居なくなって初めて気付いた君からの痛いほどの愛情。
今なら君がどれだけ僕を愛していたか分かるような気がします。
君の世界には僕しか居なかったんだよね?
それなのに、僕は好意を寄せてくれる○○ちゃんを断ち切る勇気がなくて受け入れてしまった。

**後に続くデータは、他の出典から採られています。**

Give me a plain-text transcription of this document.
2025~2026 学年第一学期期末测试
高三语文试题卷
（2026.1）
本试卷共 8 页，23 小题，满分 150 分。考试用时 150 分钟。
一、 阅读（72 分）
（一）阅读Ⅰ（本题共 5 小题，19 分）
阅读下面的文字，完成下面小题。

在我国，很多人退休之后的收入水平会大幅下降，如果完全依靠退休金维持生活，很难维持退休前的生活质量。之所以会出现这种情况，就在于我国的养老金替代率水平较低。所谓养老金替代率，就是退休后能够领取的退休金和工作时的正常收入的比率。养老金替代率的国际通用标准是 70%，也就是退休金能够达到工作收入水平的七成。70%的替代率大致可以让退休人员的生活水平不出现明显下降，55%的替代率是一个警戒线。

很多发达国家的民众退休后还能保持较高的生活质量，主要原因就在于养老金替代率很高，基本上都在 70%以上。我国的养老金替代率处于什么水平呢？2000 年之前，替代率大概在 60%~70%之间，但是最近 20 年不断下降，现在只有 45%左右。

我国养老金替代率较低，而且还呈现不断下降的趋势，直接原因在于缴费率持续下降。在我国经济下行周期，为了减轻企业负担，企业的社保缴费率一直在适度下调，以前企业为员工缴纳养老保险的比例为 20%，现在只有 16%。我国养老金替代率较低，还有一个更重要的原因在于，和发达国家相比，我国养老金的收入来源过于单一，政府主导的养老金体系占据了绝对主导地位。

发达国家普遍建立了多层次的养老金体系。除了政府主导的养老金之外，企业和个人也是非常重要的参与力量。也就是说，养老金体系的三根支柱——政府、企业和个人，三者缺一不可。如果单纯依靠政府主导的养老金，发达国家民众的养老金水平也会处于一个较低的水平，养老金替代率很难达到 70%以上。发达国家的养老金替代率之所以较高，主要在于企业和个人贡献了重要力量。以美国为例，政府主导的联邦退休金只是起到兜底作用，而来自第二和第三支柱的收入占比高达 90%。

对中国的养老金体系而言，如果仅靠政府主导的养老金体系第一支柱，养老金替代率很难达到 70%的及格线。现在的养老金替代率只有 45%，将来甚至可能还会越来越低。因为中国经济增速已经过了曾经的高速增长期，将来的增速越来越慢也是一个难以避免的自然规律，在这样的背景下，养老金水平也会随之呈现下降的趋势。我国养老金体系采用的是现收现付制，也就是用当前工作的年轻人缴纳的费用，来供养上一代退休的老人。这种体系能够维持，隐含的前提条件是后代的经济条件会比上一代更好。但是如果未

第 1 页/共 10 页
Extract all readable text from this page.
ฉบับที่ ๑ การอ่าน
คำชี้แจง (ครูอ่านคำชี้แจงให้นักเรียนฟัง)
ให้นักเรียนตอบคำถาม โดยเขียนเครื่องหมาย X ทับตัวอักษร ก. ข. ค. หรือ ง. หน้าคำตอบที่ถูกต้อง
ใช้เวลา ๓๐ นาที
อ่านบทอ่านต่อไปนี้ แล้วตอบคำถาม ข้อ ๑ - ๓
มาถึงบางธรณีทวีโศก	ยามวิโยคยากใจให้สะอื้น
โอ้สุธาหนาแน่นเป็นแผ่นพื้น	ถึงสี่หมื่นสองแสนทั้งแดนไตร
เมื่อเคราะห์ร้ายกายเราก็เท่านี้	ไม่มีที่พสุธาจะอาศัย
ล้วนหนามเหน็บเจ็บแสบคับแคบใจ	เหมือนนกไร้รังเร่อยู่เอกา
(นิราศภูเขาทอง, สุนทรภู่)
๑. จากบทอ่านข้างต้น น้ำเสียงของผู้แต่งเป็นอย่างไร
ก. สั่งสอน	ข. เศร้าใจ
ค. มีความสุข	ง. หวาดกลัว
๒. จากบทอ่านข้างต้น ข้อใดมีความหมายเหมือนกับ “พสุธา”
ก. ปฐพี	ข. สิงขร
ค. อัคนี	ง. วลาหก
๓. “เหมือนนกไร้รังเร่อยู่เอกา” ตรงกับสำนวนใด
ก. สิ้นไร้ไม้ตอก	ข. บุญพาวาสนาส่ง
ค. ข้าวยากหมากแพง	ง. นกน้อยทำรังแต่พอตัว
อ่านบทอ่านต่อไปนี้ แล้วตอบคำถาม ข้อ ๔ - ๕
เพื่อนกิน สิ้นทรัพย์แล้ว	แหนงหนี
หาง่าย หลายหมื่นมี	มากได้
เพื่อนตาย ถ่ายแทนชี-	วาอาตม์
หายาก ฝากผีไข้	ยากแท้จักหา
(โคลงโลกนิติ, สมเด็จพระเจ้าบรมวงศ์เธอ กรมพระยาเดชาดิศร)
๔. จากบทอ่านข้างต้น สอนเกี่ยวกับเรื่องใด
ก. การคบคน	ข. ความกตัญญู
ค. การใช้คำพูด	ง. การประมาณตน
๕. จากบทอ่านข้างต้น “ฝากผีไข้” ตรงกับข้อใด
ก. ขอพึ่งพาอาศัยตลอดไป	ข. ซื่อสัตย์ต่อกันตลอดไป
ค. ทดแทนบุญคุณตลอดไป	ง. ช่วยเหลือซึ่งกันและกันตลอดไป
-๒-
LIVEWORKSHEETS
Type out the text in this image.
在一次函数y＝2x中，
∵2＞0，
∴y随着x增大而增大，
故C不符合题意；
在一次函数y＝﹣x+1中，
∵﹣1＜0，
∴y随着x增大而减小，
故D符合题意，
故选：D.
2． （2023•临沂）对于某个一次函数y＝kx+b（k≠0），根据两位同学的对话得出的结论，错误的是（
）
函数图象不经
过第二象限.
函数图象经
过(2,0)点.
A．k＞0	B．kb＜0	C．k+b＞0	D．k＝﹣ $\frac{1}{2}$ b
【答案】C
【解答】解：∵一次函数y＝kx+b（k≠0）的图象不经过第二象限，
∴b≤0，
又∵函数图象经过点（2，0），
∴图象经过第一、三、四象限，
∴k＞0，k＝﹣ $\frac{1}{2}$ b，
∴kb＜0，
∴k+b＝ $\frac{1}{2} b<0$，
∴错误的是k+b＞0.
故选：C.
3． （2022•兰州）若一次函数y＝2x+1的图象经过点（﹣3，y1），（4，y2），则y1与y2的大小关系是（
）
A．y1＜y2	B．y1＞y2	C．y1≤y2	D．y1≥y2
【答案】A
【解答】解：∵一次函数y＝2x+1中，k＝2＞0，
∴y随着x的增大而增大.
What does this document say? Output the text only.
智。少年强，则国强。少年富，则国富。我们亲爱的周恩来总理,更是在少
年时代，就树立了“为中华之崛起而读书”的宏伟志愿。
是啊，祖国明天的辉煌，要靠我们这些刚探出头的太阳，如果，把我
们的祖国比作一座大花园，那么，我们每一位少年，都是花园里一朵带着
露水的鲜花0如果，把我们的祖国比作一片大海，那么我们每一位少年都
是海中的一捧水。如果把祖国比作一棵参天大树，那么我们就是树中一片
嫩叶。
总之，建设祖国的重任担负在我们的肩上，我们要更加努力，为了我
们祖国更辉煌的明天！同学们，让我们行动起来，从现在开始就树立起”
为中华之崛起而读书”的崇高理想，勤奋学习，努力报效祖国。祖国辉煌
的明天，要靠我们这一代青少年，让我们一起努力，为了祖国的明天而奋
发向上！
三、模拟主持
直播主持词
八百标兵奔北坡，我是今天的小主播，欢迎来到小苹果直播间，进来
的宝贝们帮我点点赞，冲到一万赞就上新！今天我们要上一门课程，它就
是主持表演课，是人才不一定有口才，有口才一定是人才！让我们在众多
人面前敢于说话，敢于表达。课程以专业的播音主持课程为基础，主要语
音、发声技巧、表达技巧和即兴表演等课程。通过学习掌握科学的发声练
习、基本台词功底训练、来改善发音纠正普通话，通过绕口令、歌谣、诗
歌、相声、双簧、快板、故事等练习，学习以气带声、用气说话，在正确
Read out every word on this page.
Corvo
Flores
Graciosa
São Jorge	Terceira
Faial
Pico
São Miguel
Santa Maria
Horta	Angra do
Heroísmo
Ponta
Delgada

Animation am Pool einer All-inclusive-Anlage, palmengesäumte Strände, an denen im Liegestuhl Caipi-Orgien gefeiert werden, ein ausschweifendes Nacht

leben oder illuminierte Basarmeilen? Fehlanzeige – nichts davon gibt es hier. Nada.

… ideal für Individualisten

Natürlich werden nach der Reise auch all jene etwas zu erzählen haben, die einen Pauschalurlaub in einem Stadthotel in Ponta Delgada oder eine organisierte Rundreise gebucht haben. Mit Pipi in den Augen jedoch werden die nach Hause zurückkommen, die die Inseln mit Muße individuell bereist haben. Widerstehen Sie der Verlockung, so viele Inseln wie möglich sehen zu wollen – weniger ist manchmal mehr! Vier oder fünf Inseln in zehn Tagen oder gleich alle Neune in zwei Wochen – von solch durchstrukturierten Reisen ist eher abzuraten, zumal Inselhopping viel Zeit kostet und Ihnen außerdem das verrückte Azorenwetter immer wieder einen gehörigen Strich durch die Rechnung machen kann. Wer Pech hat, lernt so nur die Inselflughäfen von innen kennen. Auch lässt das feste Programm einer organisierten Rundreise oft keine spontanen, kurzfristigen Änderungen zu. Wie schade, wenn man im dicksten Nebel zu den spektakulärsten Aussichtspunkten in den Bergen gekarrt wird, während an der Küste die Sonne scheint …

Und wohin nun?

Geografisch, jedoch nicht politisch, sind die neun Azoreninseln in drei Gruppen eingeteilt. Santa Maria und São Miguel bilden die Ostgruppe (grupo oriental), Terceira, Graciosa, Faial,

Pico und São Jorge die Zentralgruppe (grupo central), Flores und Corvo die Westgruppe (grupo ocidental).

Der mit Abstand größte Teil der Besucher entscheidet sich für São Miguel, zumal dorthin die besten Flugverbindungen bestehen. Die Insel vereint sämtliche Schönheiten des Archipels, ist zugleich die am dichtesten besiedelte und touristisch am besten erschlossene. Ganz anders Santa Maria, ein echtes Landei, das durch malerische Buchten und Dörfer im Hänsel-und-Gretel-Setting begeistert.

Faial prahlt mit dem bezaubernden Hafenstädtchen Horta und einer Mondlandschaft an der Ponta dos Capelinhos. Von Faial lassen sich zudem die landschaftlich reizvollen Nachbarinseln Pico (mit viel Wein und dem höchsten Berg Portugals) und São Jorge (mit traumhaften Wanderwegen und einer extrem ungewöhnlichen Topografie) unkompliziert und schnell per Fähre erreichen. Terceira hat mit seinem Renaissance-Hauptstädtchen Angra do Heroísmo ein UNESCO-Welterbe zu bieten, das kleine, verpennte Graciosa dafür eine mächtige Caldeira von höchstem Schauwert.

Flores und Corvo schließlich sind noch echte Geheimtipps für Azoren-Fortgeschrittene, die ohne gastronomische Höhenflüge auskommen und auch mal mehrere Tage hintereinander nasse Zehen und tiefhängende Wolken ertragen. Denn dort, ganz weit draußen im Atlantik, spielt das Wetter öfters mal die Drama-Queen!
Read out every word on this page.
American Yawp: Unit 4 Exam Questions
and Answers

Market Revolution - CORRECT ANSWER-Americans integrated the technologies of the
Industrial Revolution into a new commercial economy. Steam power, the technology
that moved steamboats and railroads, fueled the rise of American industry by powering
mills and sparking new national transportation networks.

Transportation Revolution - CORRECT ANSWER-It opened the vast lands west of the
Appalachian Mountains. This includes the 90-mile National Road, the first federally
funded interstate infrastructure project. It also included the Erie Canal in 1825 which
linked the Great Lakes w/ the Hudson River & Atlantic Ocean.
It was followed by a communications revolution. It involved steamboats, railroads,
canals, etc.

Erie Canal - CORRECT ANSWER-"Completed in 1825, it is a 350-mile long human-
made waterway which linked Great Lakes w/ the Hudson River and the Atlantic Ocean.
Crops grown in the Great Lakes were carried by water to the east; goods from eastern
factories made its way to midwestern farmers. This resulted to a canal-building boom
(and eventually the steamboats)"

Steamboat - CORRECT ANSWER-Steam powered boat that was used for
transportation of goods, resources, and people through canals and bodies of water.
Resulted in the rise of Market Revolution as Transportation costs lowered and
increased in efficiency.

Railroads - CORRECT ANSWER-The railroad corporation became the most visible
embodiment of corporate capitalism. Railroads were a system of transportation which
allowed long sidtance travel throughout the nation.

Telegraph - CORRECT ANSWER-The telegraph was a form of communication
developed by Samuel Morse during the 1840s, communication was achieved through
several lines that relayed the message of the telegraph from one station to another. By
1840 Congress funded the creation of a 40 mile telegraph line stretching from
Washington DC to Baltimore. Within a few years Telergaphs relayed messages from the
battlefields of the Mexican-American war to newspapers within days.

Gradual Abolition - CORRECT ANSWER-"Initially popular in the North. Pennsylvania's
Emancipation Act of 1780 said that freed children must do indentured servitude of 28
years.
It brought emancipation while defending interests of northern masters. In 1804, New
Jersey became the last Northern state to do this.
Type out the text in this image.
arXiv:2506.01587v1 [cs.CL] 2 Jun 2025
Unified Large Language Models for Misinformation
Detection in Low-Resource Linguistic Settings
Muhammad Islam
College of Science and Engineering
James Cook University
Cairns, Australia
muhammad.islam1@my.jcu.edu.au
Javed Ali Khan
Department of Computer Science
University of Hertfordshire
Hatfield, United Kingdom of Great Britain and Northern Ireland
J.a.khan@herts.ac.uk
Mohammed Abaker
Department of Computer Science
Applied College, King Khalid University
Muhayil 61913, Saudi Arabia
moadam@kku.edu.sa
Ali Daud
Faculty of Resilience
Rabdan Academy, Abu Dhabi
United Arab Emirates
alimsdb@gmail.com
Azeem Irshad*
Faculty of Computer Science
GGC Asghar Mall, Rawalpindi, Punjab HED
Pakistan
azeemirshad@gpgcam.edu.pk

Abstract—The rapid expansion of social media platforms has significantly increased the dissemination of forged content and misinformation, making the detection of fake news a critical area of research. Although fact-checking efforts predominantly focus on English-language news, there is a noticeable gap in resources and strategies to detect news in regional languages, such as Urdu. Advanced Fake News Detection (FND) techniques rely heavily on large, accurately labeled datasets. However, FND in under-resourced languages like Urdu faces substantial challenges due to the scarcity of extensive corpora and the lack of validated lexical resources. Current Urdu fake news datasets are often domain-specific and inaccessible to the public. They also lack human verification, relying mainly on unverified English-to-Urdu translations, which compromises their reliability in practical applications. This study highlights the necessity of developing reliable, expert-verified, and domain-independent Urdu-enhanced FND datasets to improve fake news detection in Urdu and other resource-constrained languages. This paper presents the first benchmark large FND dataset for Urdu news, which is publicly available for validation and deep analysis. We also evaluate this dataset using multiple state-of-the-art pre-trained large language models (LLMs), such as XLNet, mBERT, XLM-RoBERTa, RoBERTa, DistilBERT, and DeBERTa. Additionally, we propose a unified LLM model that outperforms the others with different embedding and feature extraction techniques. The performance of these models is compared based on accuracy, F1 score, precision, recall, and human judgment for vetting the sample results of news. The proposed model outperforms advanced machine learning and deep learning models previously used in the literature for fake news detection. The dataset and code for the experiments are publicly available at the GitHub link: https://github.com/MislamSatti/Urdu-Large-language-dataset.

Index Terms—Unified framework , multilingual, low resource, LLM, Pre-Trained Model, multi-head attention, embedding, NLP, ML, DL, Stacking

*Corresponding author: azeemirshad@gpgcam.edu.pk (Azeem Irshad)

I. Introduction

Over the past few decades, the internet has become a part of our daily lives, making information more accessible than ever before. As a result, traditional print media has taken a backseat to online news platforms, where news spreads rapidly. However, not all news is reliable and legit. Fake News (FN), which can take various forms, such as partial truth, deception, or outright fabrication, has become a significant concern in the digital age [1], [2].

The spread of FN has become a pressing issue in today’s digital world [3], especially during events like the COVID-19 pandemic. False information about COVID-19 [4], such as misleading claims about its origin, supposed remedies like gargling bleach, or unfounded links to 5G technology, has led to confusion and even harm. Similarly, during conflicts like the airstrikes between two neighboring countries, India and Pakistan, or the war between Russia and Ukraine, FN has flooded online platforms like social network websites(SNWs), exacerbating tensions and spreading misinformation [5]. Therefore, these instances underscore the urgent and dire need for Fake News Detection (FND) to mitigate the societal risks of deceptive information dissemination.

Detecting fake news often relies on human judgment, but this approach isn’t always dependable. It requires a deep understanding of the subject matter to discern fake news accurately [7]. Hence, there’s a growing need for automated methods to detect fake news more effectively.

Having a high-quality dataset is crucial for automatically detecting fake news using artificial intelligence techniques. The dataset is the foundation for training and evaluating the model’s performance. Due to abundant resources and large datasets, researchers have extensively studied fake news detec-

優しすぎる男はそれだけで罪なのだと気付かされた1年でした。
(中略)
意地を張りすぎるのは君の悪い癖だね。
でも心配いらないよ。
初めてプロポーズしたあのレストランで明日7時に待ってます。
そこからまたやり直そう。
君の大好きな○○より。

総評:問題点が多すぎて話にならない
正直に言って、
どこから指摘すればいいのか分からないレベルのロミオメールです。
・久しぶりの連絡がいきなり重すぎる
・浮気を「優しさ」で正当化している
・相手の沈黙を「意地」と決めつけている
・会う日時を一方的に指定している
このメールを読んで、受け取った側が
「返事をしよう」
「会いたい」
と思う可能性は、限りなくゼロです。
むしろ、
「気持ち悪い」「自己陶酔がひどい」「関わりたくない」
と感じるのが普通でしょう。
無事に受信されただけでも奇跡で、このままブロックされても何ら不思議ではありません。


なぜロミオメールは復縁に失敗するのか
最大の理由はシンプルです。
自分の気持ちしか書いていないからです。
復縁したいのであれば本来やるべきことは、
・自分の感情を吐き出すこと
ではなく
・相手が「返事をしてもいい」と思える余白を作ること
です。
ロミオメールは
「俺はこんなに後悔している」
「俺はこんなに愛している」
という独白に終始しており、相手の立場や現在の感情を一切考慮していません。
それでは復縁どころか、関係修復すら不可能です。
ロミオメールにならないために必要なこと
ロミオメールを防ぐために最も重要なのは、
送信前に第三者の目を入れることです。
ひとりで書いた文章は、どうしても独りよがりになります。
特に復縁したい人ほど、その傾向は強くなります。
ただし、誰に見せるかは重要です。
・家族
・あなたの味方しかしない友人
こういった人は、耳障りの良いことしか言いません。
必要なのは、
「これは気持ち悪い」
「これ送ったら嫌われる」
と、はっきりダメ出ししてくれる存在です。
LINEやメールは「一通で終わる武器」になる
LINEやメールは手軽ですが、文章として残ります。
一度送ってしまったロミオメールは、取り消せません。
だからこそ、
・一通入魂
・相手主体
・感情をぶつけない
この三点を守れなければ、復縁はできません。
構文や内容で迷った時点で、自力で判断する段階は終わっています。
その場合は、必ず第三者の視点を入れてください。
まとめ
ロミオメールは
「愛情が深いから送ってしまう」のではなく、
「相手の気持ちを考えられていないから送ってしまう」
メールです。
もしあなたが
「この文章、どう思われるだろう?」
と少しでも不安を感じたなら、それは危険信号です。
送らない勇気こそが、復縁への第一歩になることもあります。